Cameron - Kent City, Michigan
Entered on September 24, 2008
Age Group: 18 - 30
Themes: hope, humanism

When this essay was first presented to us in my Teaching Writing class I felt like it would be easy. I believe in God. There, all done, time to watch re-runs of the Home Improvement (guilty pleasure). However, there were guidelines, one specific guideline threw my belief out the window (and kept me from the Tool Man); it had to be original. Believing in God is not original, there is nothing wrong with it, it’s just not a new idea. So, I sat and tried to break down what my belief in God entailed. When I was little I believed in God to stay out of Hell. When I was older I believed in God because everyone I knew did. When I matured I realized that I believed in God because I believed.
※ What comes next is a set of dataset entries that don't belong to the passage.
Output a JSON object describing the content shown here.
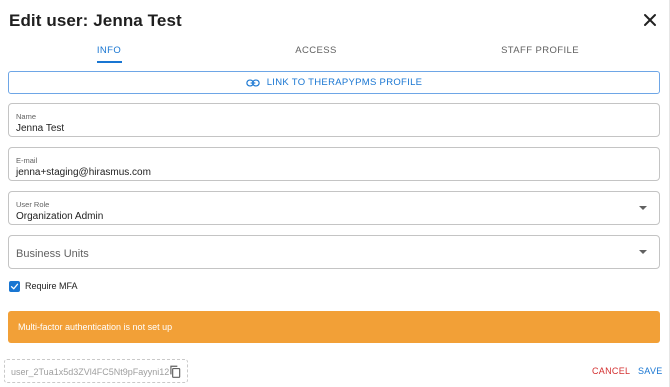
{
  "dialog": {
    "title": "Edit user: Jenna Test"
  },
  "tabs": [
    {
      "label": "INFO",
      "active": true
    },
    {
      "label": "ACCESS",
      "active": false
    },
    {
      "label": "STAFF PROFILE",
      "active": false
    }
  ],
  "link_button": {
    "label": "LINK TO THERAPYPMS PROFILE",
    "icon": "link-icon"
  },
  "fields": {
    "name": {
      "label": "Name",
      "value": "Jenna Test"
    },
    "email": {
      "label": "E-mail",
      "value": "jenna+staging@hirasmus.com"
    },
    "user_role": {
      "label": "User Role",
      "value": "Organization Admin"
    },
    "business_units": {
      "placeholder": "Business Units"
    }
  },
  "mfa": {
    "label": "Require MFA",
    "checked": true
  },
  "banner": {
    "text": "Multi-factor authentication is not set up",
    "color": "#f2a037"
  },
  "user_id": {
    "value": "user_2Tua1x5d3ZVl4FC5Nt9pFayyni12",
    "icon": "copy-icon"
  },
  "actions": {
    "cancel": "CANCEL",
    "save": "SAVE"
  },
  "colors": {
    "primary": "#1976d2",
    "danger": "#d32f2f",
    "warning": "#f2a037"
  }
}
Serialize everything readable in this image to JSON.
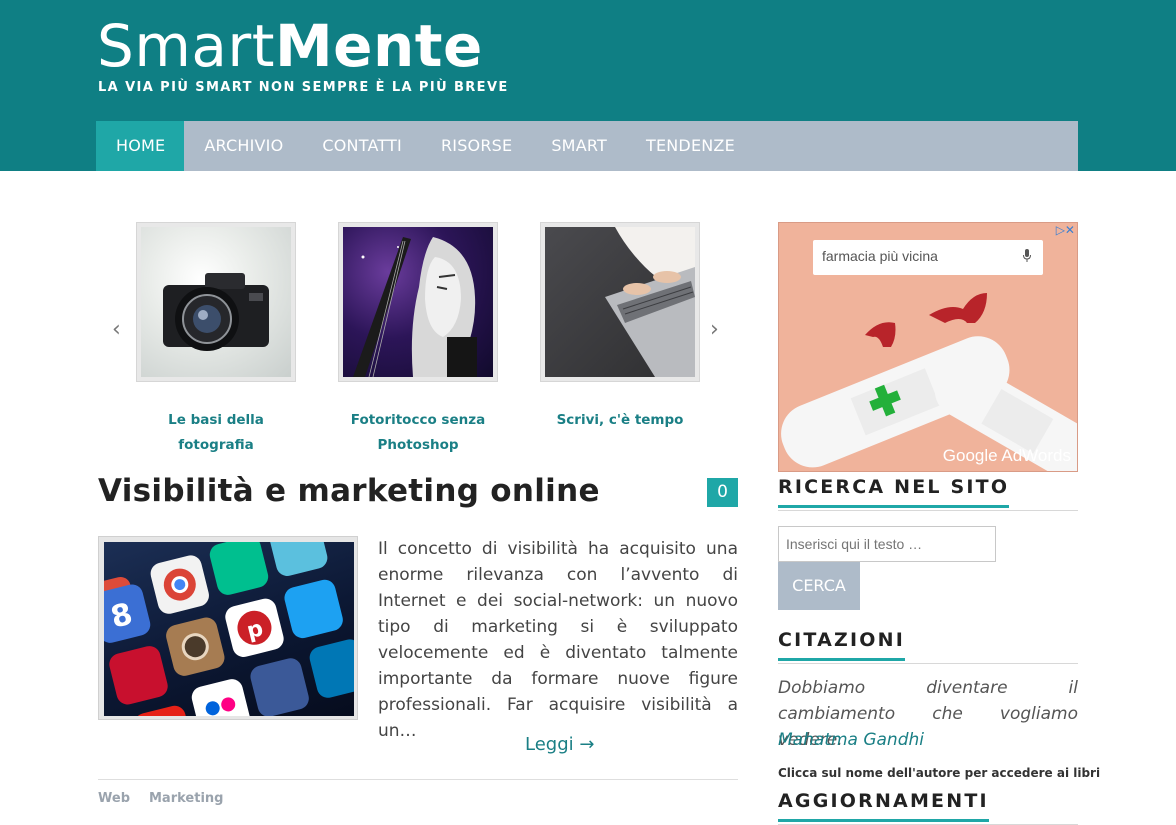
{
  "header": {
    "title_light": "Smart",
    "title_bold": "Mente",
    "tagline": "La via più smart non sempre è la più breve"
  },
  "nav": {
    "items": [
      {
        "label": "Home",
        "active": true
      },
      {
        "label": "Archivio"
      },
      {
        "label": "Contatti"
      },
      {
        "label": "Risorse"
      },
      {
        "label": "Smart"
      },
      {
        "label": "Tendenze"
      }
    ]
  },
  "carousel": {
    "prev": "‹",
    "next": "›",
    "slides": [
      {
        "caption": "Le basi della fotografia",
        "icon": "camera-photo"
      },
      {
        "caption": "Fotoritocco senza Photoshop",
        "icon": "guitar-portrait-photo"
      },
      {
        "caption": "Scrivi, c'è tempo",
        "icon": "laptop-typing-photo"
      }
    ]
  },
  "post": {
    "title": "Visibilità e marketing online",
    "comments": "0",
    "excerpt": "Il concetto di visibilità ha acquisito una enorme rilevanza con l’avvento di Internet e dei social-network: un nuovo tipo di marketing si è sviluppato velocemente ed è diventato talmente importante da formare nuove figure professionali. Far acquisire visibilità a un…",
    "read_more": "Leggi →",
    "tags": [
      "Web",
      "Marketing"
    ]
  },
  "ad": {
    "search_placeholder": "farmacia più vicina",
    "brand": "Google",
    "brand_suffix": "AdWords",
    "bg_color": "#f0b39b"
  },
  "sidebar": {
    "search_title": "Ricerca nel sito",
    "search_placeholder": "Inserisci qui il testo …",
    "search_button": "Cerca",
    "quotes_title": "Citazioni",
    "quote_text": "Dobbiamo diventare il cambiamento che vogliamo vedere.",
    "quote_author": "Mahatma Gandhi",
    "quote_note": "Clicca sul nome dell'autore per accedere ai libri",
    "updates_title": "Aggiornamenti"
  },
  "colors": {
    "header_bg": "#0f7f84",
    "accent": "#1fa7a7",
    "nav_bg": "#aebbc9",
    "link": "#1a7f85"
  }
}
Faith is why I believed. This didn’t get me anywhere, “Jesus! This essay is hard,” I thought. “Whoops can’t say the Lord’s name in vain,” my conscience told me, and there it was. I screwed up, I sinned, I broke a commandment, I believe in the imperfection of man.

Wait, what the hell does that mean, dammit I sinned again, crap. I began to analyze what I thought it meant. As a Christian I needed the crucifixion of Christ to get to heaven because I am a sinner, and was made clean by being washed in his blood (metaphorically of course). Without my imperfection how would I know of God’s compassion? For that matter how would I know about anything? Why would I get up in the morning? Why would I go to bed at night? All these questions began manifesting themselves and I quickly realized this essay is hard…it makes me ask hard questions…too hard. I decided to answer the one’s that are less controversial.

I need purpose to live. If man were perfect man’s sense of purpose would essentially be lost, even if someone felt their purpose was something as vain as making money. Even then a perfect world would hinder that purpose; in a perfect world everyone would live with an equal amount of money, theoretically. I feel my purpose will be found in teaching and coaching children. I want to affect someone’s life in a positive way. If there is nothing negative in a child’s life then how will I make a difference? That sounds selfish, right? I would throw a fit if there was no plight in the world, but the only reason that I feel I have this purpose is because there is plight, there is imperfection. I have a kid right now on my Freshmen Football team that needs some good to happen to him. His family has been evicted from two homes in two years. His dad can’t hold down a job and now his family is spread out all over the county, living with different people. He lives with a teammate’s basement while his parents and siblings are divided amongst other various families.

So, when he comes to me and says, “Coach, I have to talk to you.”

“What is it?”

“I can’t pay the $75 activity fee, or the $40 equipment fee to play football.”

What do I say? “Sorry, bud, you can’t play?!”

Heck no, I say, “Don’t worry about it Leroy (made up name) I’ll let you play because I like you, and I want you around.”

Because, he comes to me with a smile on his face, but tears in his eyes as if to say, “Coach, I’m hurting right now, but I don’t want you to see it. So, I’m going to smile a big toothy smile and hope to God you don’t notice that I’m crying.”

That is why I am here. Leroy needs hope and there is always hope in an imperfect world. I see that imperfect man is still doing some good in the world and that gives hope. If there is hope man continues to struggle to move forward. The imperfect man is resilient, resilience leads to change, and change can make the world a better place. I believe in a better world, therefore I believe in the imperfection of man.